Airpower – including US Navy carrier-based assets – would force Japan into an unwinnable battle of attrition. Air superiority would ultimately neutralize the Imperial enclave.
That's the thrust of Rabaul 1943-44 – second installment in Osprey Publishing's new "Air Campaign" series.
After a stage-setting introduction and chronology, contents chronicle the campaign's background and, almost day-by-day, its actions:
- Attackers' Capabilities
- Defenders' Capabilities
- Campaign Objectives
- The Campaign
Subtitled "Reducing Japan's great island fortress", author Mark Lardas' slim, 96-page study explores the campaign's aircraft, basing, facilities, reserves, personnel, tactics, and strategy – Allied and Japanese.
USAAF Fifth Air Force, RAAF, RNZAF, USMC, and USN. IJAAF and IJNAF. The campaign also saw combat debuts of, for instance, Curtiss' SB2C Helldiver and Interstate's TDR-1 combat drone.
Allied attacks systematically ravished Rabaul.
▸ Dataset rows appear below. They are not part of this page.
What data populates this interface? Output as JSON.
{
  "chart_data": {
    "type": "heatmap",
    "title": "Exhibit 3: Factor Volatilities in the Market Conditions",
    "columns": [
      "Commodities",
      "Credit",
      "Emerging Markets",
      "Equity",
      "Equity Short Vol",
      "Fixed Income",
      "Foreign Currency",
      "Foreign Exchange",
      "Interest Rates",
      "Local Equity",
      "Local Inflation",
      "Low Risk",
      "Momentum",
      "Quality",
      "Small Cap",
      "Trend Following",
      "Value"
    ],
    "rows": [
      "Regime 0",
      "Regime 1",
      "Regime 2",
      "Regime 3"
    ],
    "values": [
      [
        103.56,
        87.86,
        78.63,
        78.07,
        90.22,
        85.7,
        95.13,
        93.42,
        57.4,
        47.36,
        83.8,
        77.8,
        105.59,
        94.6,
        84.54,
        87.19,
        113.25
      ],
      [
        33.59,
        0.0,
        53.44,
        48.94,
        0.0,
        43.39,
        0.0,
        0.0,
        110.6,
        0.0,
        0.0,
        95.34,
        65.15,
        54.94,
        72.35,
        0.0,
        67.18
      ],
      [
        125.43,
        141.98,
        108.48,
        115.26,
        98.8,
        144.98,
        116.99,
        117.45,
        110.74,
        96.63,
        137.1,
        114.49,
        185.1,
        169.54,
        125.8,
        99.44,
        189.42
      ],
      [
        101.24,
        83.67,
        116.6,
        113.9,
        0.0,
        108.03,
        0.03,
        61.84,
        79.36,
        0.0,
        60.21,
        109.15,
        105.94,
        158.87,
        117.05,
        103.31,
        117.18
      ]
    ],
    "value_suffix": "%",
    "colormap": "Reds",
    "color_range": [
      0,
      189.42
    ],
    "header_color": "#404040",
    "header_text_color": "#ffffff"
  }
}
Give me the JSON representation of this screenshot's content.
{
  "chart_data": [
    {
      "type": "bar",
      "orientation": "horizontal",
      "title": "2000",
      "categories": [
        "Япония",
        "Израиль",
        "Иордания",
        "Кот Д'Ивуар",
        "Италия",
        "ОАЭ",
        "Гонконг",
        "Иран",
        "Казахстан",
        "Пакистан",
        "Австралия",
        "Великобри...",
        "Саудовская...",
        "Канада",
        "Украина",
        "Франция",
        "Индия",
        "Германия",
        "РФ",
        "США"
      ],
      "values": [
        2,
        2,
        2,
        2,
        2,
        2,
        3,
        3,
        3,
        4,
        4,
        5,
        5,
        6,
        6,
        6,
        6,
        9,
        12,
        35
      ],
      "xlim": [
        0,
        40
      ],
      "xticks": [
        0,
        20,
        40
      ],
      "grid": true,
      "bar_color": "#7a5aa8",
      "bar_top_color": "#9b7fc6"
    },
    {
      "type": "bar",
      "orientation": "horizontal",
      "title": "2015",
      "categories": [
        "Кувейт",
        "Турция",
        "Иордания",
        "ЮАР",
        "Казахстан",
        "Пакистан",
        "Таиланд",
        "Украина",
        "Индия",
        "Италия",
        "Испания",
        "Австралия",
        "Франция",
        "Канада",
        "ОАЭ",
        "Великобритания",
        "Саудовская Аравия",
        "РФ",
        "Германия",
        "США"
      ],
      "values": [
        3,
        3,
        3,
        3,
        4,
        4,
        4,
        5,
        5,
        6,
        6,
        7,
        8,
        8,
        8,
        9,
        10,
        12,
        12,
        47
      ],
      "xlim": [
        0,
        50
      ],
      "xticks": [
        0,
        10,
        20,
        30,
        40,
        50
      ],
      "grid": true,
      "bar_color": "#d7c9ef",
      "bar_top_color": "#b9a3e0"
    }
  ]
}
Facilities. Defenses. Structures. Supply dumps. Warehouses. Repair shops. Power plants. Communications facilities. Naval basing capabilities. Offensive airpower capacities. And more.
Food stocks and production, however, were not destroyed. And Japan's garrison were able to feed themselves – right up to their October 1946 repatriation. "Functionally", Lardas notes, Rabaul continued as "an open-air prisoner of war camp, with the inmates running it, and the jailers not obligated to feed, house, and clothe their charges."
"The Japanese waited for an invasion which never came." Bypassed and crippled, isolated and immobilized, the Imperial stronghold surrendered to Australia 6 Sept 1945.
Illuminating "aftermath" and "analysis" sections conclude coverage. Photos, maps, battle schematics, action paintings, and extended captions augment the account. And a selected bibliography and index wrap things up.
A handy little history. And an informative, entertaining effort. But I'd hardly call RAAF Wirraways "fighters". And I guess the Naruto and Narato were separate ships. Or were they?
My sincere thanks to Osprey Publishing for this review sample!